Tbilissi: Reine Routine!

Zugegeben: Tbilissi interessiert mich nur noch am Rande. Ich bin im Viertel Chugureti und muss nirgendwo hin, ich habe nichts zu tun, nichts zu sehen, nichts in Erfahrung zu bringen. Ich weiß schon alles: Wo links ist und wo rechts ist, wo der Vake-Park ist und wo die Oper, sogar den Schildkrötensee kenn’ ich von früher und das Neue interessiert mich nicht wirklich. Diese Bar, jenes Restaurant… ja, mei!
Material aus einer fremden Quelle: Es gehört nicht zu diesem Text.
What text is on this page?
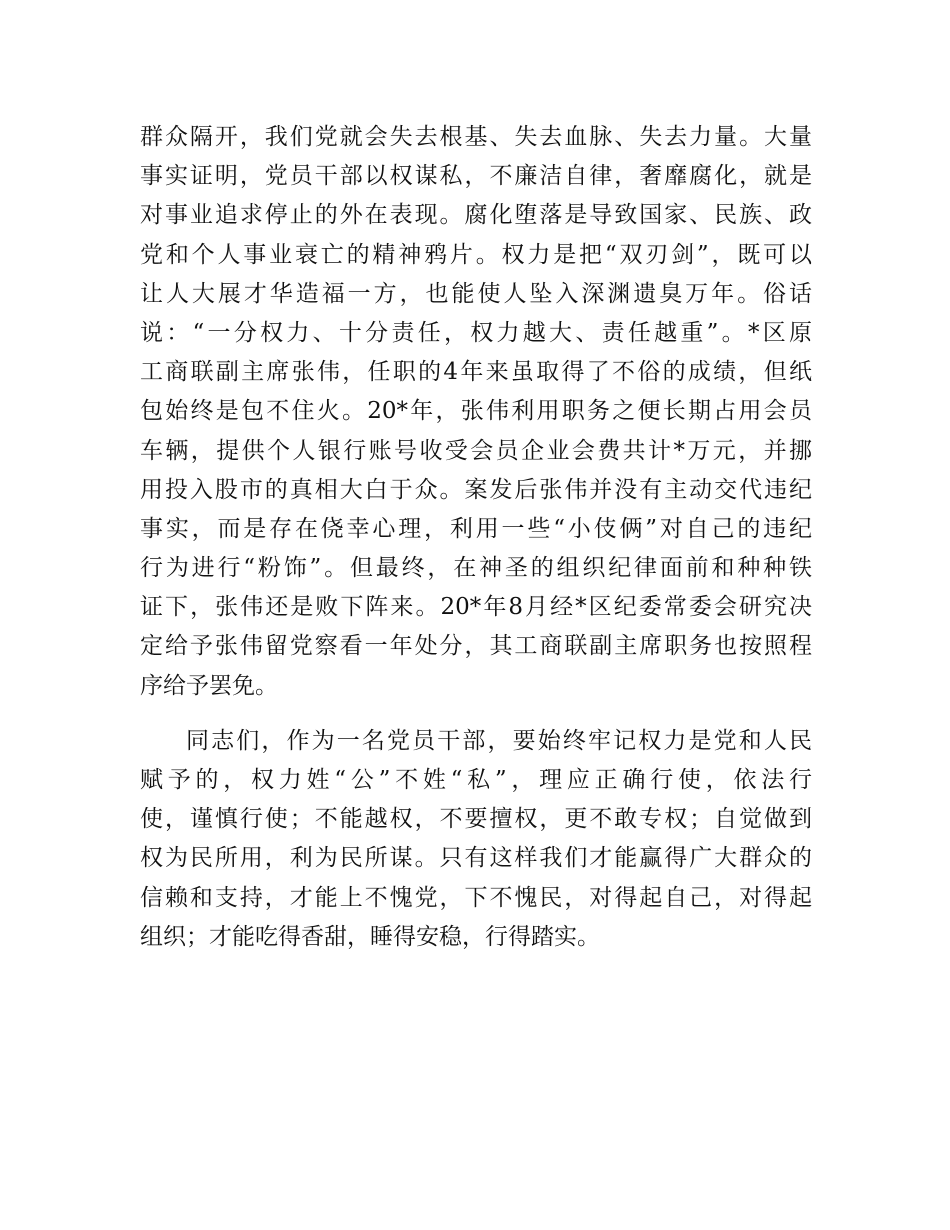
群众隔开，我们党就会失去根基、失去血脉、失去力量。大量
事实证明，党员干部以权谋私，不廉洁自律，奢靡腐化，就是
对事业追求停止的外在表现。腐化堕落是导致国家、民族、政
党和个人事业衰亡的精神鸦片。权力是把“双刃剑”，既可以
让人大展才华造福一方，也能使人坠入深渊遗臭万年。俗话
说：“一分权力、十分责任，权力越大、责任越重”。*区原
工商联副主席张伟，任职的4年来虽取得了不俗的成绩，但纸
包始终是包不住火。20*年，张伟利用职务之便长期占用会员
车辆，提供个人银行账号收受会员企业会费共计*万元，并挪
用投入股市的真相大白于众。案发后张伟并没有主动交代违纪
事实，而是存在侥幸心理，利用一些“小伎俩”对自己的违纪
行为进行“粉饰”。但最终，在神圣的组织纪律面前和种种铁
证下，张伟还是败下阵来。20*年8月经*区纪委常委会研究决
定给予张伟留党察看一年处分，其工商联副主席职务也按照程
序给予罢免。
同志们，作为一名党员干部，要始终牢记权力是党和人民
赋予的，权力姓“公”不姓“私”，理应正确行使，依法行
使，谨慎行使；不能越权，不要擅权，更不敢专权；自觉做到
权为民所用，利为民所谋。只有这样我们才能赢得广大群众的
信赖和支持，才能上不愧党，下不愧民，对得起自己，对得起
组织；才能吃得香甜，睡得安稳，行得踏实。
Ist das der Punkt, an dem das Reisen zu einem Stillstand kommt? Wenn die Neugierde versiegt? Oder geht es dann erst richtig los?

Auch die Anreise ist Routine geworden: der späte Flug nach Kutaissi, der nächtliche Überlandbus nach Tbilissi, wo ich früh morgens am Rustaveli Boulevard stehe und diese Mischung aus Benzindämpfen und Blütenduft einatme, die mir so typisch für diese Stadt scheint. Eine Chipkarte für die U-Bahn habe ich noch einstecken und so bin ich schon um sieben Uhr morgens auf der anderen Seite der Kura, im Chugureti-Viertel, wo ich die letzten paar Male auch schon war. Es gibt keinen Grund mehr, das Viertel zu wechseln, ich habe gar keine Lust auf Experimente: Wieder ziehe ich die Fabrika den kleineren, noch günstigeren Hostels vor. In der Fabrika gibt es etwas, was in Georgien gar nicht so selbstverständlich ist: Platz. Raum zum Arbeiten, zum ungestört sein Ding machen. Ich komme mir vor wie ein Berufspendler.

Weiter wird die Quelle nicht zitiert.